For all their insistence on working together to advance any number of global priorities – from maternal health to deficit control – G8 and G20 leaders proved incapable of paying anything more than lip service to the World Trade Organization’s nine-year-old Doha round of talks aimed at tearing down barriers to international commerce.
Previous summits had set a deadline for completion of negotiations by the end of 2010, but the G8’s final communiqué scrubbed any talk of deadlines and merely committed the seven G8 countries belonging to the WTO (Russia is not a member) to a “successful completion” of Doha.
The new absence of any deadline is an acknowledgment that the talks launched in 2001 – ambitiously aimed at extending the benefits of globalization to developing countries by knocking down farm subsidies and tariffs in the developed world and China – have been going nowhere.
Previous communiqués “have been full of hot air,” Brookings Institution fellow Paul Blustein wrote in a pre-summit commentary. But he warned that the failure to advance the Doha round would “expose the WTO to ridicule” and could signal its decline and eventual death.
“Some day historians might look back at 2010 as the year the global trading system died – or contracted a terminal illness,” Mr. Blustein wrote in a separate Foreign Policy article this year. “If [the WTO] can’t forge new agreements, then how long before it loses its authority to arbitrate disputes?”
Prime Minister Stephen Harper refused to concede the Doha round faces a fatal prognosis, telling reporters on Saturday: “I don’t think we can afford to say that. We’ve got to find a path over time to get to a successful conclusion.”
Mr. Harper pointed to the bilateral and regional free-trade deals Canada and other countries are pursuing as “a way of kick-starting the process while we see the Doha talks remaining stalled.”
But Mr. Blustein has countered that the “WTO’s centrality to the [global] trading system has already been weakened by a proliferation of bilateral and regional trade agreements in recent years.”
In a telling sign of where U.S. priorities lie, President Barack Obama announced in Toronto that his administration will ask Congress in early 2011 – or after November’s mid-term elections – to ratify a free-trade agreement with South Korea that was previously negotiated under George W. Bush.
The move is a contentious one, since many Democrats in Congress, labour unions and farmers have zeroed in on South Korean barriers to U.S. beef and auto imports to oppose the deal. The Obama administration hopes irritants can be eliminated by the time the G20 meets in Seoul in November.
China’s ambassador to the WTO, Sun Zhenyu, meanwhile, accused the United States of undermining progress in the Doha talks by making new demands and raising the bar for success. “Their new excessive request on an elevated level of ambition is in fact equivalent to a restart of the round,” Mr.
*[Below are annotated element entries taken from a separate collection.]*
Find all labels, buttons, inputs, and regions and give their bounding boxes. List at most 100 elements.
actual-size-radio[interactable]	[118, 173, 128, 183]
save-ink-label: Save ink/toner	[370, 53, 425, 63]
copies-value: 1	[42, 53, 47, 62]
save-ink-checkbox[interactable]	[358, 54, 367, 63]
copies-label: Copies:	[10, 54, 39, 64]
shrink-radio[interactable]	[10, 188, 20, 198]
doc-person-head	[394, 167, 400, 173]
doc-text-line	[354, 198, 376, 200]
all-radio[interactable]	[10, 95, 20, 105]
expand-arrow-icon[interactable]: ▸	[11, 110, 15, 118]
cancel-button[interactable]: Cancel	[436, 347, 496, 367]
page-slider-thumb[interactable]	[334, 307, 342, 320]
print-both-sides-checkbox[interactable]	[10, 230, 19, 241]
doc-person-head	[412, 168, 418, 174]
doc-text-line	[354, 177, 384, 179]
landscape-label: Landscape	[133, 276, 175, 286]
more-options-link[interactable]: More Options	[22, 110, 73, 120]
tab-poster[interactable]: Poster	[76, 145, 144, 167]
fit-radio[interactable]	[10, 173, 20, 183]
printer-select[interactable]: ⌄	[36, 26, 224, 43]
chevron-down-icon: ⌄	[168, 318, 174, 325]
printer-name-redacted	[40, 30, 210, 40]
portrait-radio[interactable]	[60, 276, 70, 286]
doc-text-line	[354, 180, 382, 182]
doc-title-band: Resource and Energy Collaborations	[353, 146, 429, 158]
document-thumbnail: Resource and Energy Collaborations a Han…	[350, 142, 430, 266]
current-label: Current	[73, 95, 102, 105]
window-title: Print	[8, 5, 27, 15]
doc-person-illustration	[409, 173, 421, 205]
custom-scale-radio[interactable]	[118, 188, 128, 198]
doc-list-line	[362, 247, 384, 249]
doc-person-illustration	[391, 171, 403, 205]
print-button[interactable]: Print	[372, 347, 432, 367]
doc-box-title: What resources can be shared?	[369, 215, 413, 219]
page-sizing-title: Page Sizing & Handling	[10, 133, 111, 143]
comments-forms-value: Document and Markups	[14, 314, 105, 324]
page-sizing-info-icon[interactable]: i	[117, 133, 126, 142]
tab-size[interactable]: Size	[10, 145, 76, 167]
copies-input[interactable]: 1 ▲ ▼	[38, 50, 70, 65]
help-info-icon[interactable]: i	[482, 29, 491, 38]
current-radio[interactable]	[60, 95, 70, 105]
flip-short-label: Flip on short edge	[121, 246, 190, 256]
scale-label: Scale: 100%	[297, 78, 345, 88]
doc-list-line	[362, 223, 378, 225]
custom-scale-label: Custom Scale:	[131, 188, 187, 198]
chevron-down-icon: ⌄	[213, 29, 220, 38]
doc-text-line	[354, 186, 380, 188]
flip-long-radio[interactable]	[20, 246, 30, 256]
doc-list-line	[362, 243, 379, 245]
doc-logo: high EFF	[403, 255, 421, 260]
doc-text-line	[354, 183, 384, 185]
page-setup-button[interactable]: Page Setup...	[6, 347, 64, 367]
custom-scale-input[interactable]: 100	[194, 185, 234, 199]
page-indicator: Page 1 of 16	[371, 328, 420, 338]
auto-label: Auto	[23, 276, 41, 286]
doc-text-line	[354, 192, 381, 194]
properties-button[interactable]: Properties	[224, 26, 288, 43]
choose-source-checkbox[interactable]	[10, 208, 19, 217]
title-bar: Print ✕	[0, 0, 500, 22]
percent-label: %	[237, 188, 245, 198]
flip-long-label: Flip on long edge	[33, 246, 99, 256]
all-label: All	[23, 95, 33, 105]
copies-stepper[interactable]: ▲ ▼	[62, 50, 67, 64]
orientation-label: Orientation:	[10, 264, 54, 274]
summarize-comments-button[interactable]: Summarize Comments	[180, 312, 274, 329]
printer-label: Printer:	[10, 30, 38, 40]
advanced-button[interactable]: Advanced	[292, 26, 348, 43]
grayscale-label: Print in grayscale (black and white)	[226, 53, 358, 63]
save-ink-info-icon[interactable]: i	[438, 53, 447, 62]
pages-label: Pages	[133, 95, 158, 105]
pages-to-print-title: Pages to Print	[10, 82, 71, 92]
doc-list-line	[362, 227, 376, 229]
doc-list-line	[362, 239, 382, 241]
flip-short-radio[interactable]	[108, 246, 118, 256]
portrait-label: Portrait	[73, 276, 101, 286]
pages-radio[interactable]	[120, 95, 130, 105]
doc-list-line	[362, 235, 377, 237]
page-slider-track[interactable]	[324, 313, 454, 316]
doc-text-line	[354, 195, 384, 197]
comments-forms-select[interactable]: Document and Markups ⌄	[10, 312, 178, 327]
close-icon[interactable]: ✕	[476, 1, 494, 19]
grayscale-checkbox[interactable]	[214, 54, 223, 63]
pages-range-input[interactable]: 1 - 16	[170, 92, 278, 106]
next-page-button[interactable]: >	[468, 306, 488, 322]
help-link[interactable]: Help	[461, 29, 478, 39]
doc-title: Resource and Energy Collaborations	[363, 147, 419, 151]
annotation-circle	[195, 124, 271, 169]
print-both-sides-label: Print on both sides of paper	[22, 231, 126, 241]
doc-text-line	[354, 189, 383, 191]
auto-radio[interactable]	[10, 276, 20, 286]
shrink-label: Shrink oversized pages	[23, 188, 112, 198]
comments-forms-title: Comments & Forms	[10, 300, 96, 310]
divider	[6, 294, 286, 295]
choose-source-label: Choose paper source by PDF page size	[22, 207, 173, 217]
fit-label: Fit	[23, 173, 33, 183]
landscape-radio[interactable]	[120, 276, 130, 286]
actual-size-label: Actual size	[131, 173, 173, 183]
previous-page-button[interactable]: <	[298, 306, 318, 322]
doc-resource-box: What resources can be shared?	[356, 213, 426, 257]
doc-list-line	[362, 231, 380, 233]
Sun told Reuters on Saturday.
And in a speech in Toronto, WTO head Pascal Lamy pleaded for leaders to finish the “remaining 20 per cent” of the work needed to complete the Doha talks, but conceded that negotiators are “staring at each other waiting for the other side to move first.”
The failure of the Doha round would be ironic given Mr. Obama’s pledge to abandon the unilateral approach preferred by the Bush administration in its global relations.
“Despite making multilateralism a keystone of his foreign policy, [Mr. Obama] may preside over the marginalization of the most successful multilateral institution of all,” Mr. Blustein wrote in his Foreign Policy piece.